Silajdzic himself was a founder of SDA and these two parties ran in alliance for the 1998 elections. But a significant number of senior SZBiH leaders are now more inclined to cooperate with the SDP. This attitude could change due to the latter's results but it's highly unlikely that a majority of the SZBiH leadership would ever accept coalition with the HDZ.


Coalition building is not the only problem. A new law requires proportional ethnic balance in all Bosnia's parliaments and compensatory seats will be awarded to redress the balance.


The latter will especially alter things in RS, where no Bosniaks or Croats won parliamentary mandates, but are now obliged to have at least four seats each.


A similar law applies to entity governments: there must be proportional representation of the three main ethnic groups - which may represent an additional problem for nationalist parties.


This may help the SDP though there is no disguising the scale of its defeat especially bearing in mind that the SDA list of candidates was thinner than ever before. The latter had lost former president Alija Izetbegovic, who retired from active political life and several other senior officials, who were sacked by the High Representative.
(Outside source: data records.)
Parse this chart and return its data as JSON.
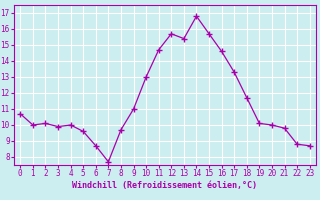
{
  "x": [
    0,
    1,
    2,
    3,
    4,
    5,
    6,
    7,
    8,
    9,
    10,
    11,
    12,
    13,
    14,
    15,
    16,
    17,
    18,
    19,
    20,
    21,
    22,
    23
  ],
  "y": [
    10.7,
    10.0,
    10.1,
    9.9,
    10.0,
    9.6,
    8.7,
    7.7,
    9.7,
    11.0,
    13.0,
    14.7,
    15.7,
    15.4,
    16.8,
    15.7,
    14.6,
    13.3,
    11.7,
    10.1,
    10.0,
    9.8,
    8.8,
    8.7
  ],
  "line_color": "#aa00aa",
  "marker": "D",
  "marker_size": 2.5,
  "bg_color": "#cceef0",
  "grid_color": "#ffffff",
  "xlabel": "Windchill (Refroidissement éolien,°C)",
  "xlabel_color": "#aa00aa",
  "tick_color": "#aa00aa",
  "ylim": [
    7.5,
    17.5
  ],
  "xlim": [
    -0.5,
    23.5
  ],
  "yticks": [
    8,
    9,
    10,
    11,
    12,
    13,
    14,
    15,
    16,
    17
  ],
  "xticks": [
    0,
    1,
    2,
    3,
    4,
    5,
    6,
    7,
    8,
    9,
    10,
    11,
    12,
    13,
    14,
    15,
    16,
    17,
    18,
    19,
    20,
    21,
    22,
    23
  ]
}
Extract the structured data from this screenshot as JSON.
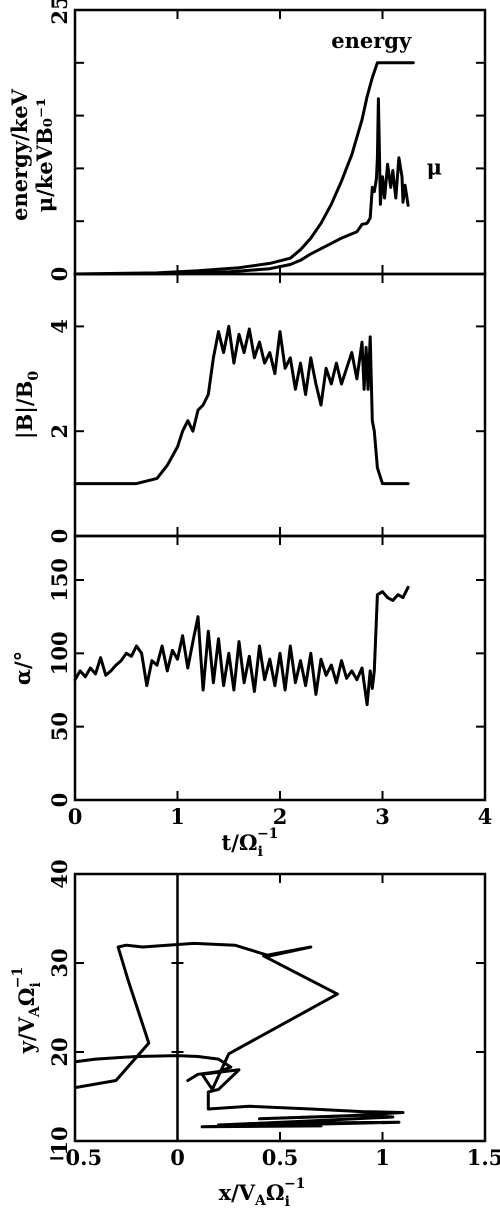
{
  "chart_data": [
    {
      "id": "energy",
      "type": "line",
      "ylabel_lines": [
        "energy/keV",
        "μ/keVB₀⁻¹"
      ],
      "ylim": [
        0,
        25
      ],
      "xlim": [
        0,
        4
      ],
      "yticks": [
        0,
        5,
        10,
        15,
        20,
        25
      ],
      "ytick_labels": [
        "0",
        "",
        "",
        "",
        "",
        "25"
      ],
      "xticks": [
        0,
        1,
        2,
        3,
        4
      ],
      "annotations": [
        {
          "text": "energy",
          "x": 2.5,
          "y": 21.4
        },
        {
          "text": "μ",
          "x": 3.43,
          "y": 9.4
        }
      ],
      "series": [
        {
          "name": "energy",
          "x": [
            0.0,
            0.8,
            1.2,
            1.6,
            1.9,
            2.1,
            2.2,
            2.3,
            2.4,
            2.5,
            2.6,
            2.7,
            2.8,
            2.85,
            2.9,
            2.95,
            3.0,
            3.1,
            3.2,
            3.3
          ],
          "y": [
            0.0,
            0.1,
            0.3,
            0.6,
            1.0,
            1.5,
            2.3,
            3.4,
            4.8,
            6.6,
            8.8,
            11.3,
            14.6,
            16.8,
            18.6,
            20.0,
            20.0,
            20.0,
            20.0,
            20.0
          ]
        },
        {
          "name": "μ",
          "x": [
            0.0,
            1.0,
            1.5,
            1.9,
            2.1,
            2.2,
            2.3,
            2.4,
            2.5,
            2.6,
            2.7,
            2.75,
            2.8,
            2.85,
            2.88,
            2.9,
            2.92,
            2.94,
            2.95,
            2.96,
            2.98,
            3.0,
            3.02,
            3.05,
            3.08,
            3.1,
            3.13,
            3.16,
            3.19,
            3.2,
            3.22,
            3.25
          ],
          "y": [
            0.0,
            0.05,
            0.2,
            0.5,
            0.9,
            1.3,
            1.9,
            2.4,
            2.9,
            3.4,
            3.8,
            4.0,
            4.7,
            4.8,
            5.3,
            8.2,
            7.8,
            9.0,
            11.0,
            16.6,
            6.6,
            9.2,
            7.2,
            10.4,
            8.2,
            9.8,
            7.2,
            11.0,
            9.2,
            6.8,
            8.4,
            6.5
          ]
        }
      ]
    },
    {
      "id": "bfield",
      "type": "line",
      "ylabel_main": "|B|/B",
      "ylabel_sub": "0",
      "ylim": [
        0,
        5
      ],
      "xlim": [
        0,
        4
      ],
      "yticks": [
        0,
        2,
        4
      ],
      "ytick_labels": [
        "0",
        "2",
        "4"
      ],
      "xticks": [
        0,
        1,
        2,
        3,
        4
      ],
      "series": [
        {
          "name": "",
          "x": [
            0.0,
            0.6,
            0.8,
            0.9,
            1.0,
            1.05,
            1.1,
            1.15,
            1.2,
            1.25,
            1.3,
            1.35,
            1.4,
            1.45,
            1.5,
            1.55,
            1.6,
            1.65,
            1.7,
            1.75,
            1.8,
            1.85,
            1.9,
            1.95,
            2.0,
            2.05,
            2.1,
            2.15,
            2.2,
            2.25,
            2.3,
            2.35,
            2.4,
            2.45,
            2.5,
            2.55,
            2.6,
            2.65,
            2.7,
            2.75,
            2.8,
            2.82,
            2.84,
            2.86,
            2.88,
            2.9,
            2.92,
            2.95,
            3.0,
            3.1,
            3.2,
            3.25
          ],
          "y": [
            1.0,
            1.0,
            1.1,
            1.35,
            1.7,
            2.0,
            2.2,
            2.0,
            2.4,
            2.5,
            2.7,
            3.4,
            3.9,
            3.5,
            4.0,
            3.3,
            3.85,
            3.5,
            3.95,
            3.4,
            3.7,
            3.3,
            3.5,
            3.1,
            3.9,
            3.2,
            3.4,
            2.8,
            3.3,
            2.7,
            3.4,
            2.9,
            2.5,
            3.2,
            2.9,
            3.3,
            2.9,
            3.2,
            3.5,
            3.0,
            3.7,
            2.8,
            3.6,
            2.8,
            3.8,
            2.2,
            2.0,
            1.3,
            1.0,
            1.0,
            1.0,
            1.0
          ]
        }
      ]
    },
    {
      "id": "pitch",
      "type": "line",
      "ylabel_main": "α/°",
      "ylim": [
        0,
        180
      ],
      "xlim": [
        0,
        4
      ],
      "yticks": [
        0,
        50,
        100,
        150
      ],
      "ytick_labels": [
        "0",
        "50",
        "100",
        "150"
      ],
      "xticks": [
        0,
        1,
        2,
        3,
        4
      ],
      "xtick_labels": [
        "0",
        "1",
        "2",
        "3",
        "4"
      ],
      "xlabel_main": "t/Ω",
      "xlabel_sup": "−1",
      "xlabel_subi": "i",
      "series": [
        {
          "name": "",
          "x": [
            0.0,
            0.05,
            0.1,
            0.15,
            0.2,
            0.25,
            0.3,
            0.35,
            0.4,
            0.45,
            0.5,
            0.55,
            0.6,
            0.65,
            0.7,
            0.75,
            0.8,
            0.85,
            0.9,
            0.95,
            1.0,
            1.05,
            1.1,
            1.15,
            1.2,
            1.25,
            1.3,
            1.35,
            1.4,
            1.45,
            1.5,
            1.55,
            1.6,
            1.65,
            1.7,
            1.75,
            1.8,
            1.85,
            1.9,
            1.95,
            2.0,
            2.05,
            2.1,
            2.15,
            2.2,
            2.25,
            2.3,
            2.35,
            2.4,
            2.45,
            2.5,
            2.55,
            2.6,
            2.65,
            2.7,
            2.75,
            2.8,
            2.85,
            2.88,
            2.9,
            2.92,
            2.95,
            3.0,
            3.05,
            3.1,
            3.15,
            3.2,
            3.25
          ],
          "y": [
            82,
            88,
            84,
            90,
            86,
            97,
            85,
            88,
            92,
            95,
            100,
            98,
            105,
            100,
            78,
            95,
            92,
            105,
            88,
            102,
            96,
            112,
            90,
            108,
            125,
            75,
            115,
            80,
            110,
            78,
            100,
            75,
            108,
            80,
            98,
            74,
            105,
            82,
            96,
            78,
            100,
            75,
            105,
            80,
            95,
            78,
            100,
            72,
            96,
            85,
            92,
            80,
            95,
            83,
            88,
            82,
            90,
            65,
            88,
            76,
            88,
            140,
            142,
            138,
            136,
            140,
            138,
            145
          ]
        }
      ]
    },
    {
      "id": "trajectory",
      "type": "line",
      "ylabel_main": "y/V",
      "ylabel_subA": "A",
      "ylabel_omega": "Ω",
      "ylabel_sup": "−1",
      "ylabel_subi": "i",
      "xlabel_main": "x/V",
      "xlabel_subA": "A",
      "xlabel_omega": "Ω",
      "xlabel_sup": "−1",
      "xlabel_subi": "i",
      "xlim": [
        -0.5,
        1.5
      ],
      "ylim": [
        10,
        40
      ],
      "xticks": [
        -0.5,
        0,
        0.5,
        1,
        1.5
      ],
      "xtick_labels": [
        "−0.5",
        "0",
        "0.5",
        "1",
        "1.5"
      ],
      "yticks": [
        10,
        20,
        30,
        40
      ],
      "ytick_labels": [
        "10",
        "20",
        "30",
        "40"
      ],
      "vline_x": 0,
      "series": [
        {
          "name": "",
          "x": [
            -0.5,
            -0.3,
            -0.14,
            -0.24,
            -0.29,
            -0.25,
            -0.17,
            0.08,
            0.28,
            0.45,
            0.65,
            0.42,
            0.78,
            0.25,
            0.17,
            0.12,
            0.3,
            0.2,
            0.15,
            0.15,
            0.35,
            0.65,
            0.9,
            1.1,
            0.8,
            0.4,
            0.9,
            1.05,
            0.6,
            0.2,
            0.5,
            1.08,
            0.5,
            0.12,
            0.7,
            0.35
          ],
          "y": [
            16.0,
            16.8,
            21.0,
            28.0,
            31.8,
            32.0,
            31.8,
            32.2,
            32.0,
            30.8,
            31.8,
            30.8,
            26.5,
            19.8,
            15.8,
            17.5,
            18.0,
            15.8,
            15.5,
            13.6,
            13.9,
            13.6,
            13.3,
            13.2,
            12.8,
            12.5,
            12.9,
            12.7,
            12.2,
            11.8,
            12.0,
            12.1,
            11.8,
            11.6,
            11.7,
            11.9
          ]
        },
        {
          "name": "",
          "x": [
            -0.5,
            -0.4,
            -0.2,
            0.0,
            0.1,
            0.2,
            0.26,
            0.2,
            0.1,
            0.05
          ],
          "y": [
            18.9,
            19.2,
            19.5,
            19.6,
            19.5,
            19.2,
            18.3,
            17.8,
            17.5,
            16.8
          ]
        }
      ]
    }
  ]
}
At both state and Federation levels, the SDP fell behind the SDA and HDZ and in some cases even behind Silajdzic's SZBiH. The party was also badly defeated in cantonal races, losing even its long-time strongholds of Tuzla and Sarajevo.
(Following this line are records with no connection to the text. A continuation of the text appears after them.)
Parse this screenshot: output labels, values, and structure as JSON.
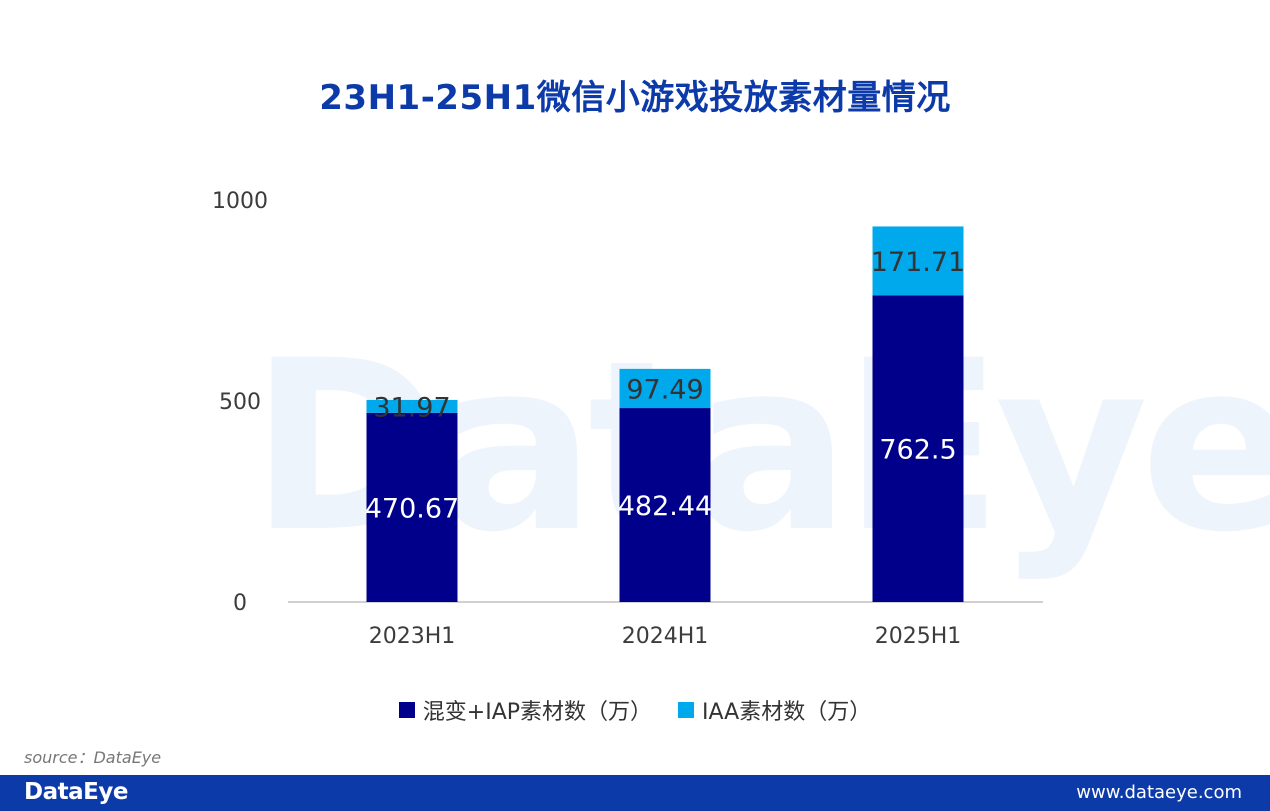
{
  "title": "23H1-25H1微信小游戏投放素材量情况",
  "watermark": "DataEye",
  "source": "source：DataEye",
  "footer": {
    "logo": "DataEye",
    "url": "www.dataeye.com"
  },
  "colors": {
    "title": "#0d3aa9",
    "series1": "#00008b",
    "series2": "#00a8ec",
    "footer": "#0d3aa9"
  },
  "chart_data": {
    "type": "bar",
    "stacked": true,
    "categories": [
      "2023H1",
      "2024H1",
      "2025H1"
    ],
    "series": [
      {
        "name": "混变+IAP素材数（万）",
        "values": [
          470.67,
          482.44,
          762.5
        ],
        "color": "#00008b",
        "label_color": "#ffffff"
      },
      {
        "name": "IAA素材数（万）",
        "values": [
          31.97,
          97.49,
          171.71
        ],
        "color": "#00a8ec",
        "label_color": "#333333"
      }
    ],
    "yticks": [
      0,
      500,
      1000
    ],
    "ylim": [
      0,
      1000
    ],
    "grid": false,
    "legend": "bottom"
  }
}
Much of the blame for SDP's defeat has been directed at party president Zlatko Lagumdzija who was accused of mishandling his own members and threatening journalists, some of whom were already labeling Lagumdzija an egoistic despot.


Some senior SDP leaders have already asked for Lagumdzija to be held responsible for the defeat. On Tuesday night, party vice-president Sejfudin Tokic said Lagumdzija and all the other members of the SDP presidency had offered their resignations. These will be discussed at its congress in November.


Lagumdzija still has enough power to retain the SDP leadership if he wants, just as his party could probably maintain power at some level through unorthodox coalitions.


Ashdown indicated that he and his office would be ready to work in partnership with any government - as long as they are determined to undertake necessary reforms. These are essential if Bosnia-Herzegovina wants to attain long-term prosperity.


During the election weekend, Ashdown introduced a number of measures aimed at extending more balanced ethnic representation to cantonal level and changed regulations on political immunity, which will improve anti-corruption efforts.


"The elections mean that we must be quicker, not slower, to reform, if we are to convince the outside world that our course is still set for the future and we are determined to stick to it," Ashdown said on Wednesday.


Janez Kovac is a pseudonym for a Sarajevo-based journalist.